Ebenfalls noch offen sind Entschädigungen für deutsche Kriegsverbrechen und -zerstörungen im Zweiten Weltkrieg in Polen. Dort verfolgte das Deutsche Reich eine Besatzungspolitik, die der Vorbereitung und Durchführung des Holocaust diente, die daneben aber auch, wie der Historiker Stefan Garstecki formuliert, einen "genozidalen Charakter ... gegenüber den ethnischen Polen" aufwies.[6] Bis zu sechs Millionen Polen kamen zu Tode, darunter rund drei Millionen jüdischen Glaubens, die zum großen Teil in den deutschen Vernichtungslagern ermordet wurden; auch die materiellen Zerstörungen waren enorm. Warschau fordert dafür bereits seit geraumer Zeit Entschädigung und hat den Betrag von einer Parlamentskommission feststellen lassen; er beläuft sich laut Berichten auf annähernd 850 Milliarden Euro.[7] Polnische Politiker bekräftigen immer wieder, man halte an der Forderung fest; zuletzt konstatierte der stellvertretende polnische Außenminister Szymon Szynkowski vel Sek, Deutschland habe die vom NS-Reich "im Zweiten Weltkrieg angerichteten Schäden [bis heute] nicht beglichen".[8] Berlin weist Polens Forderung, endlich Entschädigungen zu zahlen, seit je mit großer Konsequenz zurück (german-foreign-policy.com berichtete [9]).

Bleibende Forderungen

Dasselbe tut es gegenüber Griechenland. Athen fordert seit je, die Bundesrepublik müsse für die immensen Schäden zahlen, die das Deutsche Reich vom Zeitpunkt seines Überfalls am 6. April 1941 bis zum Abzug der Wehrmacht im Jahr 1944 angerichtet hatte.[10] Eine griechische Parlamentskommission kam im August 2016 zu dem Ergebnis, die deutsche Reparationsschuld gegenüber Griechenland belaufe sich heute auf umgerechnet 288 Milliarden Euro. Im Juni 2019 forderte die griechische Regierung zu Verhandlungen über Entschädigungszahlungen auf - und scheiterte damit: Berlin lehnte das Anliegen im Oktober 2019 rundheraus ab. Auch eine diplomatische Note vom Januar 2020 führte zu nichts. Zuletzt bestätigte Athen kurz vor dem 80. Jahrestag des deutschen Überfalls Anfang April dieses Jahres, es halte an seinem Anliegen fest: "Die Frage bleibt offen bis zur Erfüllung unserer Forderungen", erklärte ein Sprecher des griechischen Außenministeriums. "Diese Forderungen sind gültig und aktiv und sie werden mit jedem Mittel geltend gemacht."[11] Mit Blick auf die deutsche Praxis, Forderungen einfach auszusitzen, fügte der Sprecher schließlich noch hinzu: "Verhandlungen würden sehr positiv zur weiteren Förderung der griechisch-deutschen Beziehungen beitragen." Geschehen ist seitdem nichts.


Mehr zum Thema:

Schweigegeld statt Entschädigung,
https://www.german-foreign-policy.com/news/detail/8600/
Achthundert Milliarden
https://www.german-foreign-policy.com/news/detail/8339/
und Reparationsabwehr aus der Trickkiste.
https://www.german-foreign-policy.com/news/detail/7959/


Anmerkungen:

[1] Außenminister Maas zum Abschluss der Verhandlungen mit Namibia. auswaertiges-amt.de 28.05.2021.

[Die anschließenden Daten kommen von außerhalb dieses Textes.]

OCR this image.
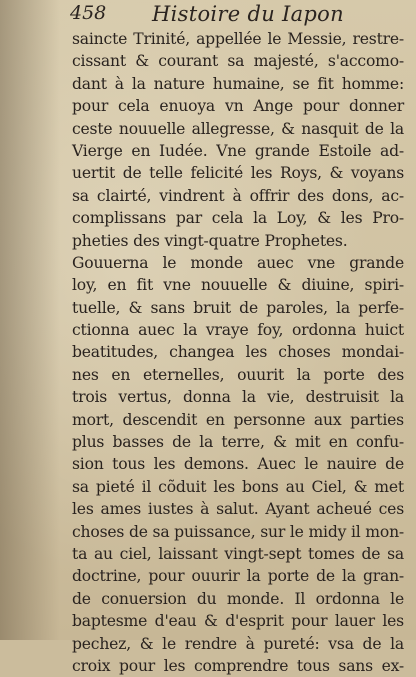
458 Histoire du Iapon
saincte Trinité, appellée le Messie, restre-
cissant & courant sa majesté, s'accomo-
dant à la nature humaine, se fit homme:
pour cela enuoya vn Ange pour donner
ceste nouuelle allegresse, & nasquit de la
Vierge en Iudée. Vne grande Estoile ad-
uertit de telle felicité les Roys, & voyans
sa clairté, vindrent à offrir des dons, ac-
complissans par cela la Loy, & les Pro-
pheties des vingt-quatre Prophetes.
Gouuerna le monde auec vne grande
loy, en fit vne nouuelle & diuine, spiri-
tuelle, & sans bruit de paroles, la perfe-
ctionna auec la vraye foy, ordonna huict
beatitudes, changea les choses mondai-
nes en eternelles, ouurit la porte des
trois vertus, donna la vie, destruisit la
mort, descendit en personne aux parties
plus basses de la terre, & mit en confu-
sion tous les demons. Auec le nauire de
sa pieté il cõduit les bons au Ciel, & met
les ames iustes à salut. Ayant acheué ces
choses de sa puissance, sur le midy il mon-
ta au ciel, laissant vingt-sept tomes de sa
doctrine, pour ouurir la porte de la gran-
de conuersion du monde. Il ordonna le
baptesme d'eau & d'esprit pour lauer les
pechez, & le rendre à pureté: vsa de la
croix pour les comprendre tous sans ex-
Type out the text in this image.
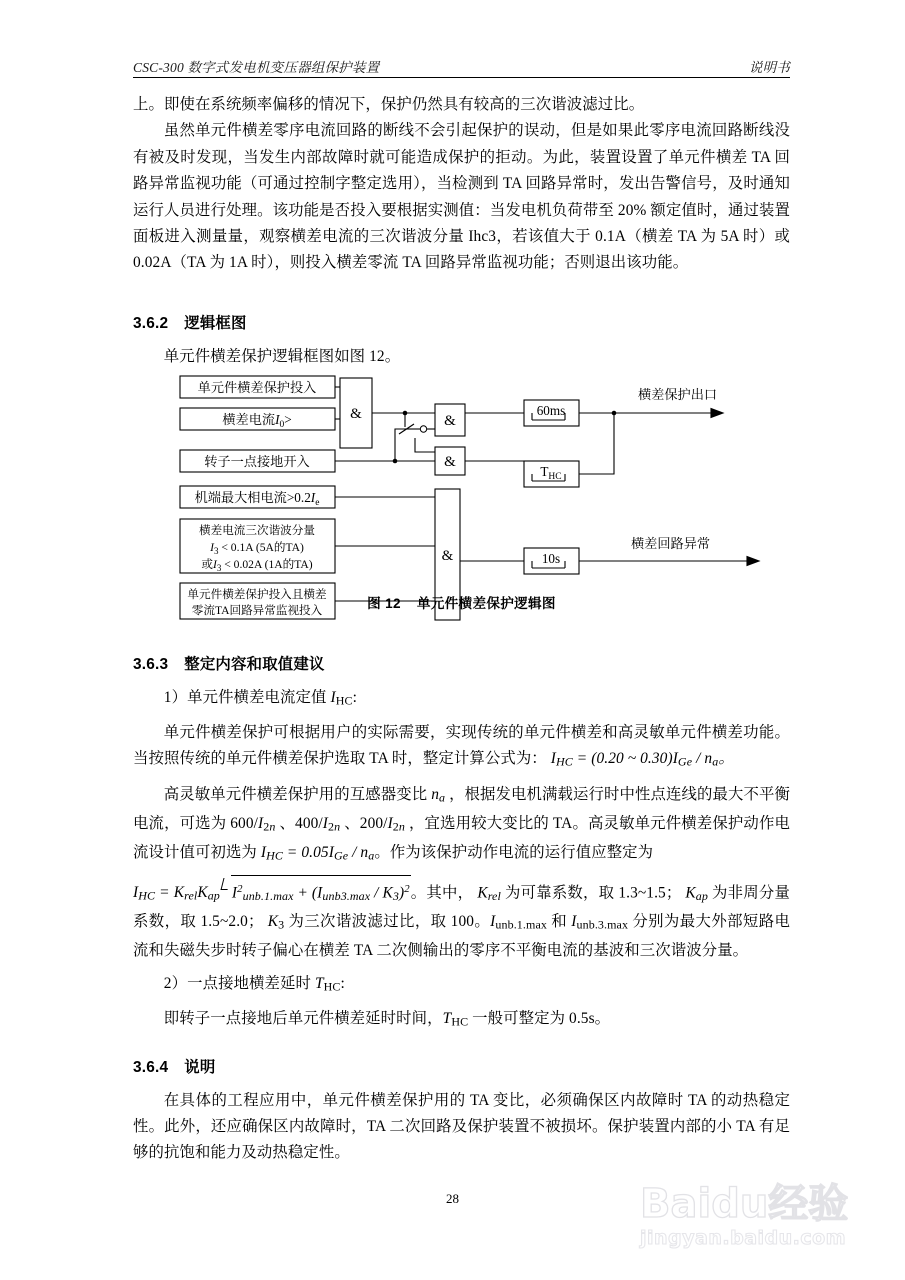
CSC-300 数字式发电机变压器组保护装置	说明书

上。即使在系统频率偏移的情况下，保护仍然具有较高的三次谐波滤过比。

虽然单元件横差零序电流回路的断线不会引起保护的误动，但是如果此零序电流回路断线没有被及时发现，当发生内部故障时就可能造成保护的拒动。为此，装置设置了单元件横差 TA 回路异常监视功能（可通过控制字整定选用），当检测到 TA 回路异常时，发出告警信号，及时通知运行人员进行处理。该功能是否投入要根据实测值：当发电机负荷带至 20% 额定值时，通过装置面板进入测量量，观察横差电流的三次谐波分量 Ihc3，若该值大于 0.1A（横差 TA 为 5A 时）或 0.02A（TA 为 1A 时），则投入横差零流 TA 回路异常监视功能；否则退出该功能。

3.6.2 逻辑框图

单元件横差保护逻辑框图如图 12。

单元件横差保护投入
横差电流$I_0>$
转子一点接地开入
机端最大相电流$>0.2I_e$
横差电流三次谐波分量
$I_3 < 0.1A$ (5A的TA)
或$I_3 < 0.02A$ (1A的TA)
单元件横差保护投入且横差
零流TA回路异常监视投入
&	&
&
&
60ms
$T_{HC}$
10s
横差保护出口
横差回路异常
图 12 单元件横差保护逻辑图
3.6.3 整定内容和取值建议

1）单元件横差电流定值 IHC:

单元件横差保护可根据用户的实际需要，实现传统的单元件横差和高灵敏单元件横差功能。当按照传统的单元件横差保护选取 TA 时，整定计算公式为： IHC = (0.20 ~ 0.30)IGe / na。

高灵敏单元件横差保护用的互感器变比 na ，根据发电机满载运行时中性点连线的最大不平衡电流，可选为 600/I2n 、400/I2n 、200/I2n ，宜选用较大变比的 TA。高灵敏单元件横差保护动作电流设计值可初选为 IHC = 0.05IGe / na。作为该保护动作电流的运行值应整定为

IHC = KrelKap $I^2unb.1.\max$ + (Iunb3.max / K3)$^2$。其中， Krel 为可靠系数，取 1.3~1.5； Kap 为非周分量系数，取 1.5~2.0； K3 为三次谐波滤过比，取 100。Iunb.1.max 和 Iunb.3.max 分别为最大外部短路电流和失磁失步时转子偏心在横差 TA 二次侧输出的零序不平衡电流的基波和三次谐波分量。

2）一点接地横差延时 THC:

即转子一点接地后单元件横差延时时间，THC 一般可整定为 0.5s。

3.6.4 说明

在具体的工程应用中，单元件横差保护用的 TA 变比，必须确保区内故障时 TA 的动热稳定性。此外，还应确保区内故障时，TA 二次回路及保护装置不被损坏。保护装置内部的小 TA 有足够的抗饱和能力及动热稳定性。

28	Baidu经验
jingyan.baidu.com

[2] S. dazu Annahme verweigert
https://www.german-foreign-policy.com/news/detail/7503/
und Schweigegeld statt Entschädigung.
https://www.german-foreign-policy.com/news/detail/8600/

[3] Cai Nebe, Sakeus Iileka: Namibia vertagt Abstimmung über deutsche Entschädigungen erneut. dw.com 21.09.2021.

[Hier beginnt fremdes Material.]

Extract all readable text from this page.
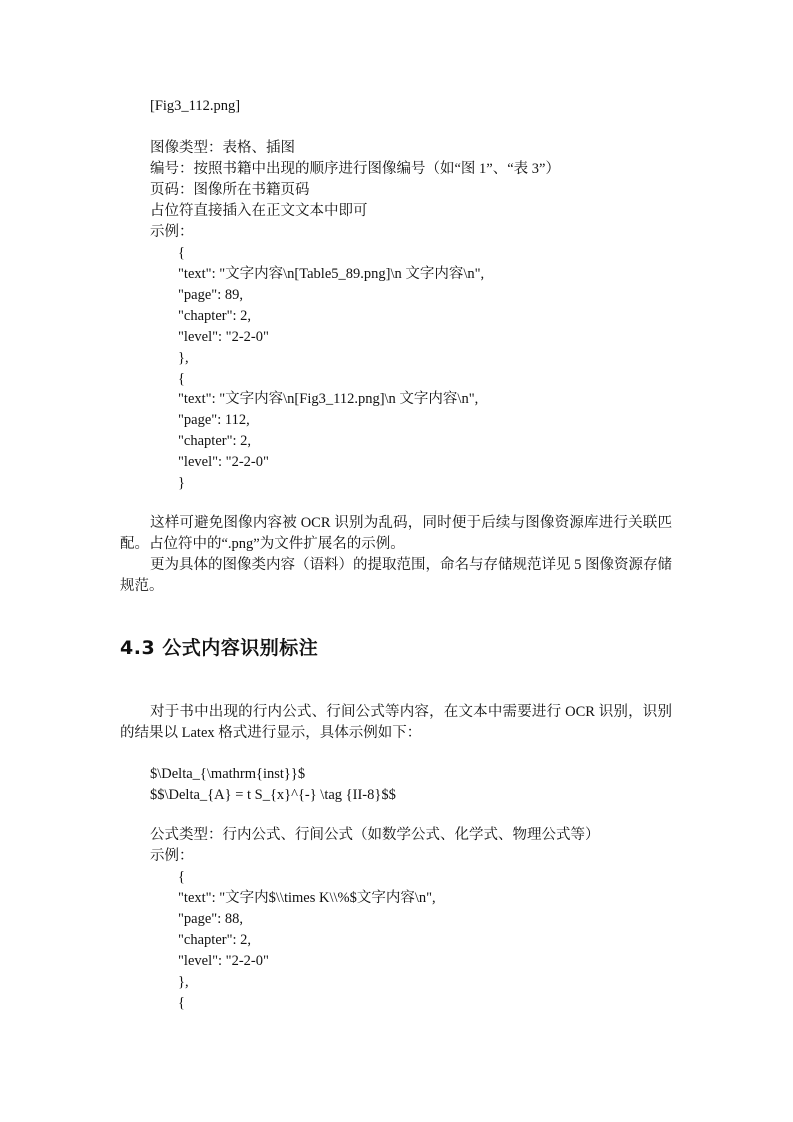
[Fig3_112.png]
图像类型：表格、插图
编号：按照书籍中出现的顺序进行图像编号（如“图 1”、“表 3”）
页码：图像所在书籍页码
占位符直接插入在正文文本中即可
示例：
{
"text": "文字内容\n[Table5_89.png]\n 文字内容\n",
"page": 89,
"chapter": 2,
"level": "2-2-0"
},
{
"text": "文字内容\n[Fig3_112.png]\n 文字内容\n",
"page": 112,
"chapter": 2,
"level": "2-2-0"
}
这样可避免图像内容被 OCR 识别为乱码，同时便于后续与图像资源库进行关联匹配。占位符中的“.png”为文件扩展名的示例。
更为具体的图像类内容（语料）的提取范围，命名与存储规范详见 5 图像资源存储规范。
4.3 公式内容识别标注
对于书中出现的行内公式、行间公式等内容，在文本中需要进行 OCR 识别，识别的结果以 Latex 格式进行显示，具体示例如下：
$\Delta_{\mathrm{inst}}$
$$\Delta_{A} = t S_{x}^{-} \tag {II-8}$$
公式类型：行内公式、行间公式（如数学公式、化学式、物理公式等）
示例：
{
"text": "文字内$\\times K\\%$文字内容\n",
"page": 88,
"chapter": 2,
"level": "2-2-0"
},
{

[4] S. dazu Auf dem Weg zum Vernichtungskrieg (I)
https://www.german-foreign-policy.com/news/detail/7246/
und Meilensteine deutscher Erinnerung.
https://www.german-foreign-policy.com/news/detail/7599/

[5] Antonio Cascais: Germany's colonial past catches up with it. dw.com 30.08.2020.

[6] Stefan Garsztecki: Deutsche Kriegsreparationen an Polen? Hintergründe und Einschätzungen eines nicht nur innerpolnischen Streites. In: Polen-Analysen Nr. 227, 27.11.2018. S. 2-7.
S. auch Die Berliner Reparationsverweigerung.
https://www.german-foreign-policy.com/news/detail/8034/

[7] Sven Felix Kellerhoff: Warum in Polen jetzt 850 Milliarden von Deutschland gefordert werden. welt.de 20.08.2019.

8] Nach Steinmeier-Äußerung: Polens Regierung will neue Debatte um Reparationen. rnd.de 11.02.2021.

[9] S. dazu Die Berliner Reparationsverweigerung.
https://www.german-foreign-policy.com/news/detail/8034/

[10] S. dazu Reparationsabwehr aus der Trickkiste.
https://www.german-foreign-policy.com/news/detail/7959/

[11] Griechenland besteht auf Reparationen für Zweiten Weltkrieg. tagesspiegel.de 05.04.2021.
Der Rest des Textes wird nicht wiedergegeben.